FC Talanta
- FC Talanta Logo
- Full name: Football Club Talanta
- Founded: 19 July 2012; 14 years ago
- Ground: Ruaraka Stadium Nairobi, Kenya
- Capacity: 4,000
- Executive Director: James Theuri
- Head Coach: Jackson Gatheru
- League: National Super League
- 2025–2026: 8th
- Website: http://www.fctalanta.co.ke
| Home colours | Away colours |

= F.C. Talanta =

Kenyan association football club

Football Club Talanta, also known as FC Talanta, is a Kenyan professional football club based in Nairobi, incorporated in July 2012. They currently compete in the Kenyan National Super League, second division of the Kenyan football league system.

==History==

===Early days and formation===
The talent development pilot programme was initiated in Guinea, Côte d'Ivoire, Niger and Kenya. In Kenya, the first phase was started in 2010 at the Kasarani Stadium and was launched by the then Minister of Sports and Youth Affairs Hellen Sambili. Since then, they have moved to their current location in Karen and, in conjunction with UNICEF, the Ministry of Youth Affairs and Sports is working hard to get the team a permanent home ground. Talanta team members were chosen from the Safaricom Sakata tournament and were graduates of the academy.

===2012 FKF President's Cup===
The Football Kenya Federation (FKF) confirmed on 26 July 2012 that 32 teams registered for the 2012 FKF President's Cup after paying the mandatory KSh.15,000/= entry fee.

The club's campaign began in the second round, against Tetu Stars. The match, played on 12 August 2012, ended in a 2–0 victory for Talanta, through goals from George Nzenze and Patrick Muchiri.

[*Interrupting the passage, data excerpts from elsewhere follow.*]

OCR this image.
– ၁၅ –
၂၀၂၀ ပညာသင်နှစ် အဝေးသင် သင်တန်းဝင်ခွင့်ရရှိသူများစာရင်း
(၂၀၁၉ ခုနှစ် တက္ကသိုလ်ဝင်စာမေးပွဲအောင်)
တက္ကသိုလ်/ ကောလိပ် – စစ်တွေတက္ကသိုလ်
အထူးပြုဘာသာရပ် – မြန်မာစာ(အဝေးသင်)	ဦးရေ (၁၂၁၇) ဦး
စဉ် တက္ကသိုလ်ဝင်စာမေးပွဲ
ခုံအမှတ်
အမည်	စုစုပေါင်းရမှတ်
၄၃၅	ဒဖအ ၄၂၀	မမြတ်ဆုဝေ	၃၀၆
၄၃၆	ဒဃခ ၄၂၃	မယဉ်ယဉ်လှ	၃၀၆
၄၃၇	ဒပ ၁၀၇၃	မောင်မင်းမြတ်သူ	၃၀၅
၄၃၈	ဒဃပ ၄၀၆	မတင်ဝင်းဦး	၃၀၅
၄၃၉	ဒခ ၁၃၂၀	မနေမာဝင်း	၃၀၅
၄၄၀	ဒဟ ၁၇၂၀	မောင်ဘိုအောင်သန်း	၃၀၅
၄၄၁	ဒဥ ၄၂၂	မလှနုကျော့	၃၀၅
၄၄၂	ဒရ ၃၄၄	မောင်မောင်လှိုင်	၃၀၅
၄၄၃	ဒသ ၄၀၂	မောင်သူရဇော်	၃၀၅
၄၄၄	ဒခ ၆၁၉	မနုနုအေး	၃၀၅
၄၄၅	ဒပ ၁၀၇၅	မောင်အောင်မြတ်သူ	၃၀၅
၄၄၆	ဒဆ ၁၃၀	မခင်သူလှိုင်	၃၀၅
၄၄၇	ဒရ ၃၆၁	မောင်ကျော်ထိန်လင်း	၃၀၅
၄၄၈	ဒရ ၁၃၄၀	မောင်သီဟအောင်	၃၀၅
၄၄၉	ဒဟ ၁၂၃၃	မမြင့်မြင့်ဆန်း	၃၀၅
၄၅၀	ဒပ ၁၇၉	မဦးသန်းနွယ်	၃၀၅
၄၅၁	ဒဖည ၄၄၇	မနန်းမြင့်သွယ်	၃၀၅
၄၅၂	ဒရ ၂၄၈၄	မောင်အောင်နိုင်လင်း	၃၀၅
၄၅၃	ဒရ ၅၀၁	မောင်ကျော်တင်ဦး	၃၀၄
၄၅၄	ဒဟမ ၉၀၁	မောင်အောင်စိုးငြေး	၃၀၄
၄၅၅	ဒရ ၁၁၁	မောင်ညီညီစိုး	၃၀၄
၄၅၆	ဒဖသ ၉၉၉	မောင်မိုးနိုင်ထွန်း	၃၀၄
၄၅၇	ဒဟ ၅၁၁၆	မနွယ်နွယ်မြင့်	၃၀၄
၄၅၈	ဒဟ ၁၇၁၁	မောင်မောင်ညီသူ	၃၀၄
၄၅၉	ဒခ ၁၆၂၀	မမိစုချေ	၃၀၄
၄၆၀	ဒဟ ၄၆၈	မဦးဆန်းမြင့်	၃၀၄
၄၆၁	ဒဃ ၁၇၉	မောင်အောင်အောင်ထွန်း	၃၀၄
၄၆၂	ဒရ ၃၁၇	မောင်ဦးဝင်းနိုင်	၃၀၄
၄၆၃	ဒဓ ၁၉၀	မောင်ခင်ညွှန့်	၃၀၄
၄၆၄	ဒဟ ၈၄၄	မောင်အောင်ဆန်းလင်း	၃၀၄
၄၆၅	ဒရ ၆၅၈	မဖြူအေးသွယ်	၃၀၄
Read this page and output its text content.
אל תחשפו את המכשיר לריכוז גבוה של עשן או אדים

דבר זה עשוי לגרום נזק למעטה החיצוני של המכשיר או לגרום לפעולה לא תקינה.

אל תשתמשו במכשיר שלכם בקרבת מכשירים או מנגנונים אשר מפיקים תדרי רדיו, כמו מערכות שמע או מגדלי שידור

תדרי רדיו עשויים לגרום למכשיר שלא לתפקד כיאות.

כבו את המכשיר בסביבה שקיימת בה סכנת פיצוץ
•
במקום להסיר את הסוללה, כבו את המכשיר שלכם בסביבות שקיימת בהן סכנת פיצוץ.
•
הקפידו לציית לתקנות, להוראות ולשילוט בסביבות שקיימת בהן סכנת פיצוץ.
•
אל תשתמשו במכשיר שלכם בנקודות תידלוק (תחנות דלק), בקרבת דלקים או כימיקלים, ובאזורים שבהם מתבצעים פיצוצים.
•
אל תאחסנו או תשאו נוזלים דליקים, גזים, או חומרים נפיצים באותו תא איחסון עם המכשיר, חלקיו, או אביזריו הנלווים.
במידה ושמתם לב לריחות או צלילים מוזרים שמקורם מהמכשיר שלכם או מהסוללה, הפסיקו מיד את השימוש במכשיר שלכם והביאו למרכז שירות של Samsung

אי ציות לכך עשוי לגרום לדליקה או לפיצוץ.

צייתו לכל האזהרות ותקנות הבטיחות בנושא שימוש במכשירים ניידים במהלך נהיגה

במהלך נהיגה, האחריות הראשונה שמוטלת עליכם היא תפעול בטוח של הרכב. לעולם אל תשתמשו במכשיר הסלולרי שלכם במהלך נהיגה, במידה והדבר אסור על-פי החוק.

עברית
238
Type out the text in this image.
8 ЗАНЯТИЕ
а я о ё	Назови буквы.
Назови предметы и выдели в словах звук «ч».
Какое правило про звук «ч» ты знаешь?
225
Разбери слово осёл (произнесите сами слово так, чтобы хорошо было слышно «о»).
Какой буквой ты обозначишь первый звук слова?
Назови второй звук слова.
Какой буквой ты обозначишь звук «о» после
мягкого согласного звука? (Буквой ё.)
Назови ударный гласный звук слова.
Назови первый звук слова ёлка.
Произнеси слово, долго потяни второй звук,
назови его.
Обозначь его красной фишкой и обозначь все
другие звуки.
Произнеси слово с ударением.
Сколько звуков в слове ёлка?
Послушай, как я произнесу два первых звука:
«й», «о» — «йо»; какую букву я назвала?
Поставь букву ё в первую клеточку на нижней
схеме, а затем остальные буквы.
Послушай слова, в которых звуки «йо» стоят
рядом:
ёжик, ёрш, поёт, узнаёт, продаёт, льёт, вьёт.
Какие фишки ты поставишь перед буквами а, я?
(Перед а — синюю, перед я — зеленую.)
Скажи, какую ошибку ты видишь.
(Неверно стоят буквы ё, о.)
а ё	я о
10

They met FKF Division One side Nzoia United in the third round on 2 September 2012. An own goal from James Ndara and another goal from Hassan Abdulrahman helped the side cause one of the biggest upsets of the tournament at that stage. However, Talanta could not advance from the quarter-finals after suffering a 2–0 defeat to defending Kenyan Premier League champions Tusker, who had beaten Garissa County League side Wamo 13–0 in the previous round. The goals were scored by David Nyanzi and Joseph Emeka.

==Talanta Academy==
The club's corporate vision is to evolve into a model of successful, transparent and mass movementof Kenyan youth who believe in themselves and can take the country to the nextlevel in soccer. As part of FC Talanta's commitment in giving back to the community, the National Youth Talent Academy (NYTA) was formed.

Talanta has a unique model in Kenya as the players constituting its teams must be graduates or former graduates of NYTA. Every year there is a selection all around Kenya to select the best 25–30 players and integrate them in the current team that will conserve only its best elements. For six months, the players selected during NYTA trials are training and developed in order to fit directly in the first team for the beginning of the following league season.

==Team Image==
In April 2013, FC Talanta became the first team in Africa to have German-based apparel company Jako as their kit provider. Thus, it is also the only team in Kenya to have a kit supplier.

===Kit Providers===
- Jako (2013–2014)

==Corporate structure and sponsorship==
The Communications Commission of Kenya (CCK) unveiled the sponsorship of the team, which graduated from the National Youth Talent Academy. The team's launch was held on 19 July 2012 at the Safari Park Hotel. CCK agreed a KSh.51 million/= deal to sponsor Talanta for the next three years.

===Social responsibility===
The sponsorship of FC Talanta is one of the many CSR efforts undertaken by the CCK in youth empowerment geared towards the creation of livelihoods among the youth.